Il Consiglio comunale, nella seduta odierna, ha approvato la delibera con cui si autorizza la riqualificazione e l’ampliamento di undici strutture ricettive presenti nella città storica, in attuazione dell’art. 21 bis, comma 2, delle Norme Tecniche di Attuazione (NTA) della Variante al Piano Regolatore. Il provvedimento riguarda le richieste pervenute all’Amministrazione fino al 13 agosto 2025 e sottoposte a istruttoria secondo i criteri urbanistici e regolamentari vigenti. Gli interventi autorizzati comprendono diverse tipologie di adeguamento e rifunzionalizzazione, mirate ad accrescere la qualità complessiva delle strutture e dei servizi offerti, nel rispetto degli obiettivi di contenimento dell’espansione ricettiva nel centro storico. Nel dettaglio, le operazioni approvate sono le seguenti:
- Hotel Ca’ D’Oro: ampliamento di 139 mq e realizzazione di 4 nuove camere;
- Locanda Barbarigo: ampliamento di 80 mq e 1 nuova camera;
- Hotel Antiche Figure: conversione di 370 mq da complementare ad alberghiero, senza incremento di camere;
- Palazzo Selvadego: incremento di 298 mq senza aumento del numero di camere (che passano da 31 a 25);
- Hotel Al Theatro Palace: ampliamento di 210 mq con 3 nuove camere;
- Hotel Abbazia: ampliamento di 524 mq con 4 nuove camere;
- Hotel Nani Mocenigo Palace: ampliamento di 431 mq con 4 nuove camere;
- Hotel Locanda Vivaldi: ampliamento di 88 mq e 2 nuove camere, con conversione di ulteriori 2.369 mq da complementare ad alberghiero;
- Ca’ Maria Adele: nessun ampliamento e riduzione del numero di camere da 16 a 14;
- Hotel Palazzina Sardi: ampliamento di 27 mq e 1 nuova camera;
- Palazzo Morosini degli Spezieri: ampliamento di 170 mq con 2 nuove camere.

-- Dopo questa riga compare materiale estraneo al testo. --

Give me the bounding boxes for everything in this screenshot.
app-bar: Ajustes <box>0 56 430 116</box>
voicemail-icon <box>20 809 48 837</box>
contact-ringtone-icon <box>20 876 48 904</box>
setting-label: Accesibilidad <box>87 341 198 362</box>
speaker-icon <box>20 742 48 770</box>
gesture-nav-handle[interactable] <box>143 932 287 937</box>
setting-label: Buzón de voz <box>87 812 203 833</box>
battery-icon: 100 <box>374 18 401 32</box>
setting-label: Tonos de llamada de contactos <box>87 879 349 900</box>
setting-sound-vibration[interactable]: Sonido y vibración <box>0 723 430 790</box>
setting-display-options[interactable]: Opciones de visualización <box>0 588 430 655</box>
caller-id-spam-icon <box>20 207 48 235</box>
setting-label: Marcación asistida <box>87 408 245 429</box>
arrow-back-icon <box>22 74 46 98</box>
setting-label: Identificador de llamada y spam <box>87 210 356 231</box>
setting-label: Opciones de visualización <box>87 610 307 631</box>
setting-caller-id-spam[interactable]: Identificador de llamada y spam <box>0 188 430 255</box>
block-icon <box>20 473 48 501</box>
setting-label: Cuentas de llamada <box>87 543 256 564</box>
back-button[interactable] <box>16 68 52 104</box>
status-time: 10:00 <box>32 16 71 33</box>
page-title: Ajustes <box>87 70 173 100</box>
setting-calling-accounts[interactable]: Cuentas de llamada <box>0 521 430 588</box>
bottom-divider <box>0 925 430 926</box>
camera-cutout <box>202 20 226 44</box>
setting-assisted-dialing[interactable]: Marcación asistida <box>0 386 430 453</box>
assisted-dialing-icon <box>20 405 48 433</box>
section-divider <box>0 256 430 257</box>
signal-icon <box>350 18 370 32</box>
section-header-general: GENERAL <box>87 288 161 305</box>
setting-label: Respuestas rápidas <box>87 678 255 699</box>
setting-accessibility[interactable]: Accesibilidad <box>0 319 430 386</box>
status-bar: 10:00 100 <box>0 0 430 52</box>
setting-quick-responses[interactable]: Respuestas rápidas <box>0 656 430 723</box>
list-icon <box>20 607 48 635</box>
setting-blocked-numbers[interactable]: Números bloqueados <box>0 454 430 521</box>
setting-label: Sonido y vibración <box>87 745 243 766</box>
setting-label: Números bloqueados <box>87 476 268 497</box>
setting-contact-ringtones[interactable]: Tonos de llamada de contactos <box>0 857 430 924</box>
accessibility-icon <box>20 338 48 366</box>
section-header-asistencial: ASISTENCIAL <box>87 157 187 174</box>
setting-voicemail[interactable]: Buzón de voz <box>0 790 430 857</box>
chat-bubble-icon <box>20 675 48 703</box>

Complessivamente, gli interventi comportano un incremento di 1.967 mq e la realizzazione di 23 nuove camere, oltre a significative conversioni di superfici già esistenti a destinazione alberghiera. Nella delibera si evidenzia come l’entità degli ampliamenti autorizzati risulti, in linea generale, coerente con gli obiettivi dell’Amministrazione comunale di migliorare la qualità delle strutture e dei servizi già presenti, senza pregiudicare le esigenze di monitoraggio e contenimento dello sviluppo ricettivo nel centro storico che hanno motivato l’introduzione delle vigenti norme restrittive. Sono tuttavia sottolineate alcune eccezioni relative a proposte che prevedevano estensioni dell’uso ricettivo a unità edilizie limitrofe con destinazione prevalentemente residenziale, in particolare edifici a tipologia mono o bi-cellulare, per i quali è stato ritenuto prevalente l’interesse pubblico alla salvaguardia della funzione abitativa.